8 Chi‐square distribution (Figure 4.8)The Chi‐squared distribution is used primarily in hypothesis testing (see appropriate sections in Inferential Analysis) due to its close relationship to the normal distribution and is also a component of the definition of the t‐distribution and the F‐distribution (see below). In the simplest terms, the Chi‐squared distribution is the square of the standard normal distribution. The Chi‐squared distribution is used in Chi‐squared tests of independence in contingency tables used for categorical data (see Pearson's Chi‐squared test, Chapter 21), to determine how well an observed distribution of data fits with the expected theoretical distribution of the data if the variables are independent and in Chi‐squared tests for variance in a population that follows a normal distribution.Figure 4.8 The Chi‐square distribution. The probability density function for the Chi‐squared distribution with 1 (bold solid line), 2 (thin solid line), 5 (dashed line), and 10 (dotted line) degrees of freedom. X‐axis values indicate Chi‐squared (χ 2) and Y‐axis indicates probability (see also Appendix A.4).
9 Student‐t distribution (Figure 4.9)The Student t‐distribution is derived from the Chi‐square and normal distributions. The distribution is symmetrical and bell‐shaped, very much like the Normal Distribution (see Figure 4.7) but with greater area under the curve in the tails of the distribution. The t‐distribution arises when the mean of a set of data that follows a normal distribution is estimated where the sample size is small and the population standard deviation (σ) is unknown. As the sample size increases so the t‐distribution approximates more closely to the standard normal distribution. The t‐distribution plays an important role in assessing the probability that two sample means arise from the same population, in determining the confidence intervals for the difference between two population means (see Chapters 11 and 12) and in linear regression analysis (see Chapter 20).

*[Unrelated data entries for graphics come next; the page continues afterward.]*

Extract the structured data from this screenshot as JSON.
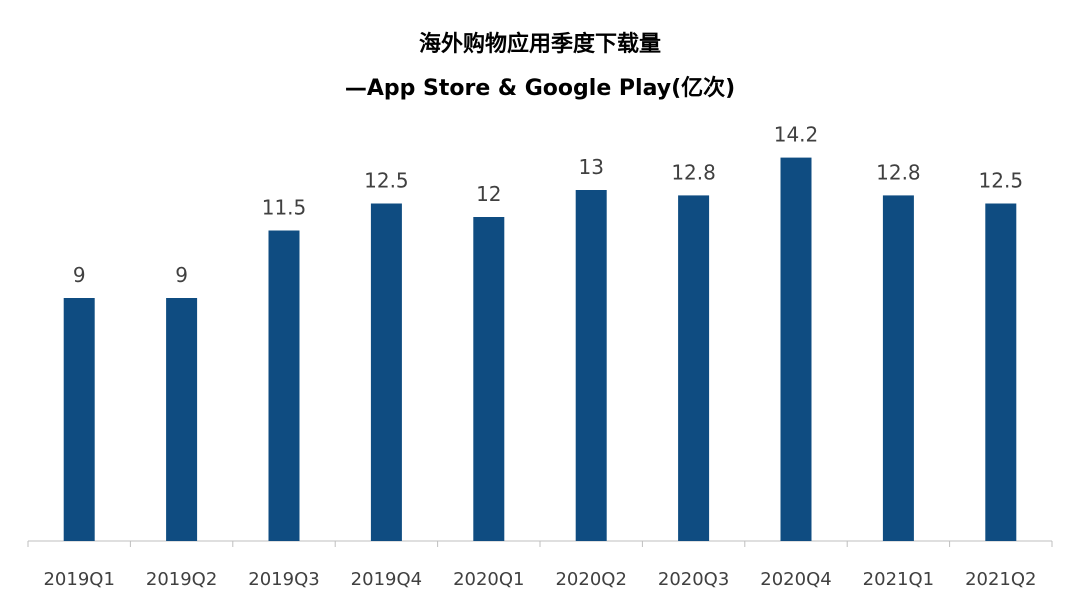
{
  "chart_data": {
    "type": "bar",
    "title": "海外购物应用季度下载量",
    "subtitle": "—App Store & Google Play(亿次)",
    "categories": [
      "2019Q1",
      "2019Q2",
      "2019Q3",
      "2019Q4",
      "2020Q1",
      "2020Q2",
      "2020Q3",
      "2020Q4",
      "2021Q1",
      "2021Q2"
    ],
    "values": [
      9,
      9,
      11.5,
      12.5,
      12,
      13,
      12.8,
      14.2,
      12.8,
      12.5
    ],
    "value_labels": [
      "9",
      "9",
      "11.5",
      "12.5",
      "12",
      "13",
      "12.8",
      "14.2",
      "12.8",
      "12.5"
    ],
    "xlabel": "",
    "ylabel": "",
    "ylim": [
      0,
      15.2
    ],
    "grid": false,
    "legend": "none",
    "bar_color": "#0F4C81",
    "axis_color": "#BFBFBF"
  }
}
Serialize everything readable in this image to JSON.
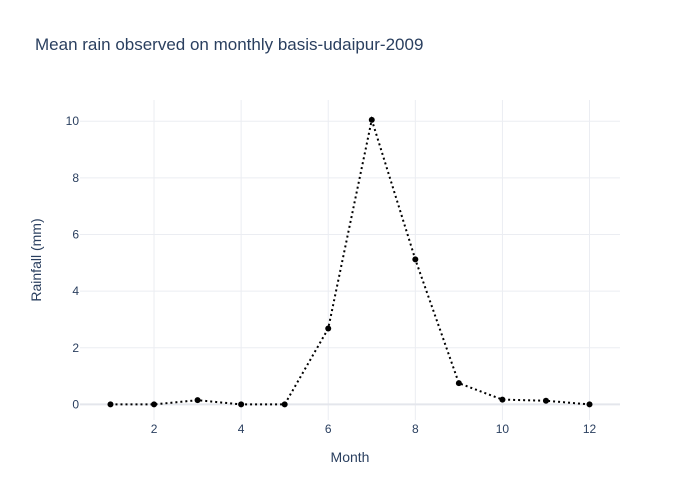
{
  "chart_data": {
    "type": "line",
    "title": "Mean rain observed on monthly basis-udaipur-2009",
    "xlabel": "Month",
    "ylabel": "Rainfall (mm)",
    "x": [
      1,
      2,
      3,
      4,
      5,
      6,
      7,
      8,
      9,
      10,
      11,
      12
    ],
    "series": [
      {
        "values": [
          0.0,
          0.0,
          0.15,
          0.0,
          0.0,
          2.68,
          10.05,
          5.12,
          0.75,
          0.17,
          0.13,
          0.0
        ],
        "color": "#000000",
        "line_style": "dotted",
        "markers": true
      }
    ],
    "xlim": [
      0.3,
      12.7
    ],
    "ylim": [
      -0.55,
      10.75
    ],
    "x_ticks": [
      "2",
      "4",
      "6",
      "8",
      "10",
      "12"
    ],
    "y_ticks": [
      "0",
      "2",
      "4",
      "6",
      "8",
      "10"
    ],
    "grid": true,
    "legend": "none"
  }
}
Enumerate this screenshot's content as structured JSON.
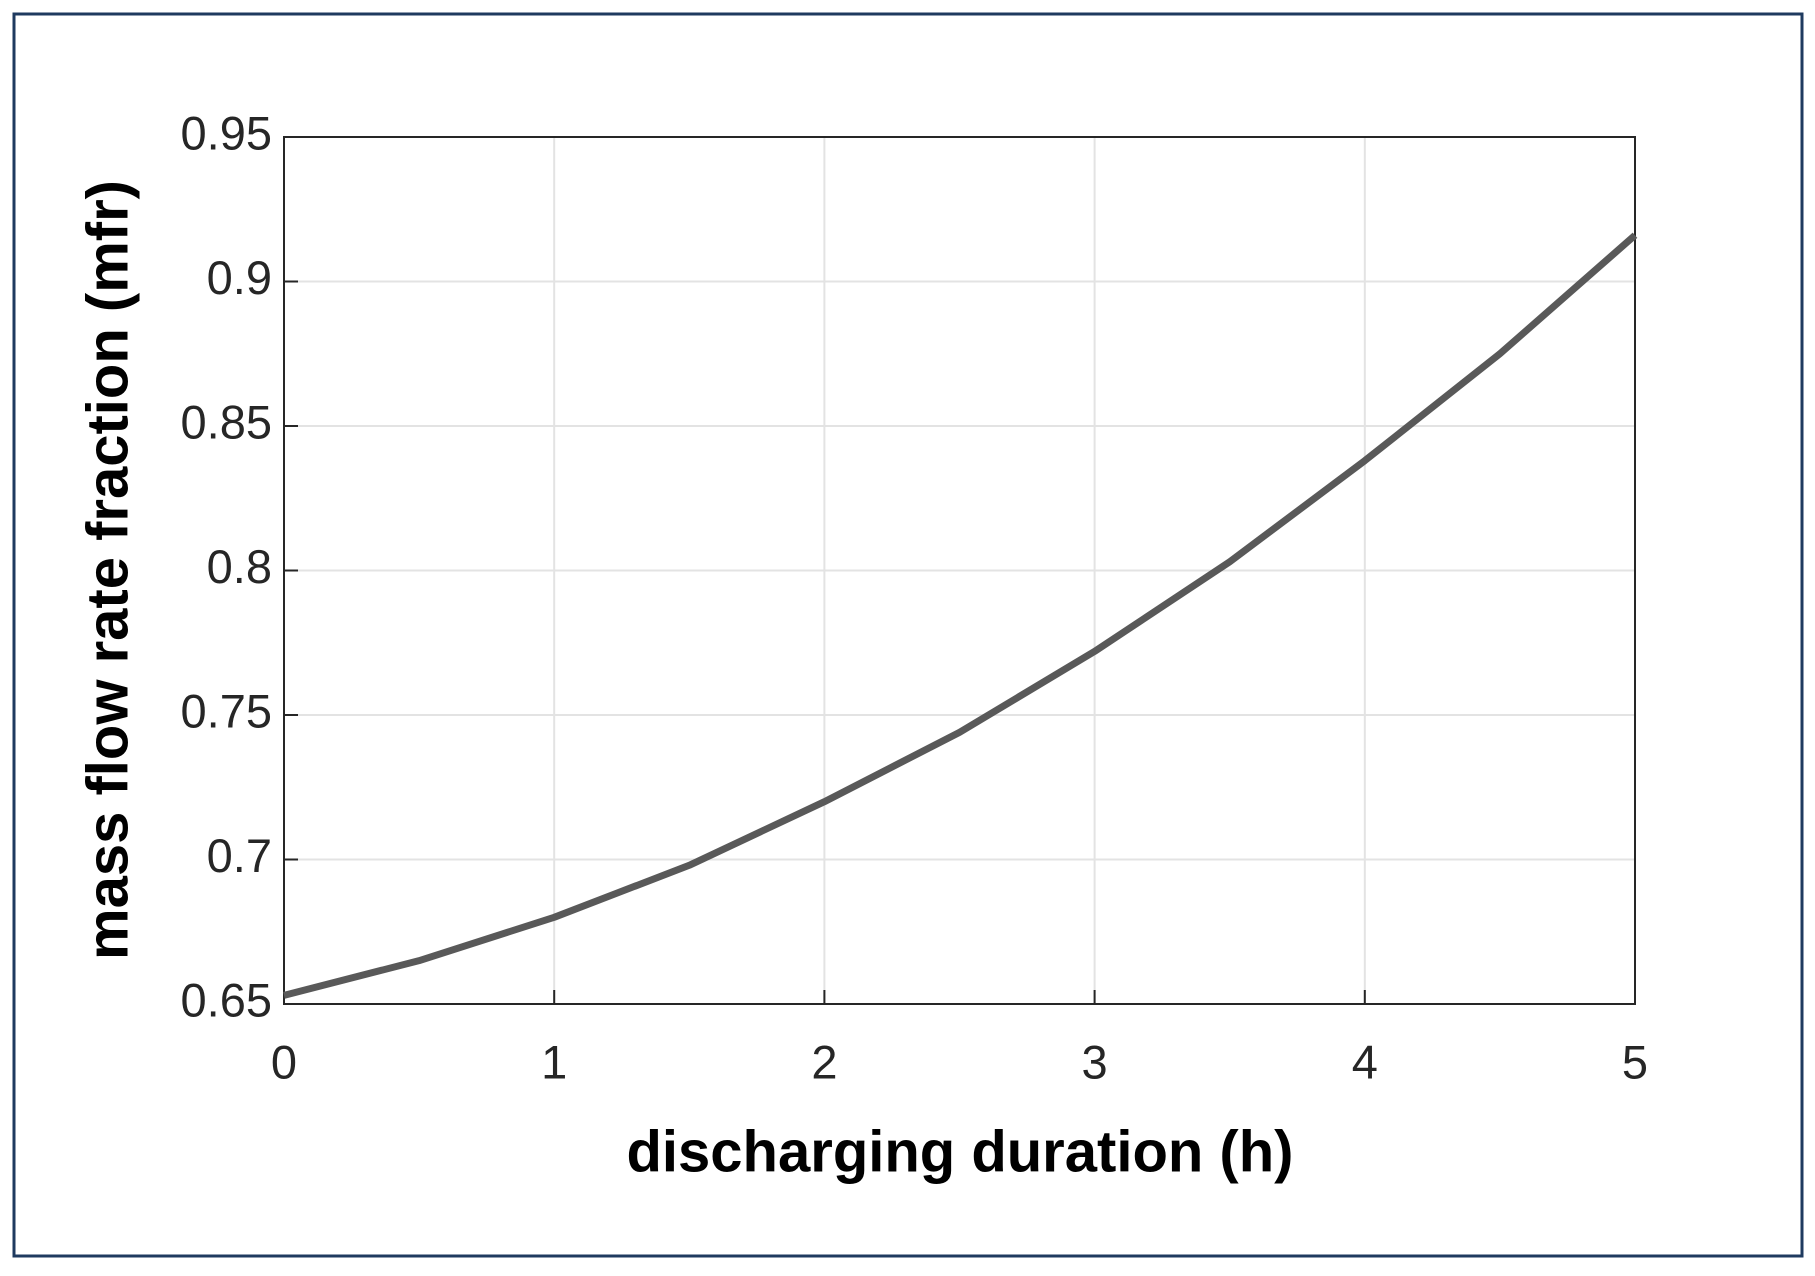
{
  "chart_data": {
    "type": "line",
    "x_label": "discharging duration (h)",
    "y_label": "mass flow rate fraction (mfr)",
    "x": [
      0,
      0.5,
      1,
      1.5,
      2,
      2.5,
      3,
      3.5,
      4,
      4.5,
      5
    ],
    "series": [
      {
        "color": "#595959",
        "values": [
          0.653,
          0.665,
          0.68,
          0.698,
          0.72,
          0.744,
          0.772,
          0.803,
          0.838,
          0.875,
          0.916
        ]
      }
    ],
    "xlim": [
      0,
      5
    ],
    "xticks": [
      0,
      1,
      2,
      3,
      4,
      5
    ],
    "ylim": [
      0.65,
      0.95
    ],
    "yticks": [
      0.65,
      0.7,
      0.75,
      0.8,
      0.85,
      0.9,
      0.95
    ],
    "grid": true
  }
}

10 F distribution (Figure 4.10)The F distribution (named after Sir Ronald Fisher, who developed the F distribution for use in determining the critical values for the Analysis of Variance (ANOVA) models; see Chapters 15, 16 and 17) is a function of the ratio of two independent random variables (each of which has a Chi‐square distribution) divided by its respective number of Degrees of Freedom. It is used in several applications including assessing the equality of two or more population variances and the validity of equations following multiple regression analysis. The F‐distribution has two very important properties; first, it is defined for positive values only (this makes sense since all variance values are positive!), and second, unlike the t‐distribution, it is not symmetrical about its mean but instead is positively skewed.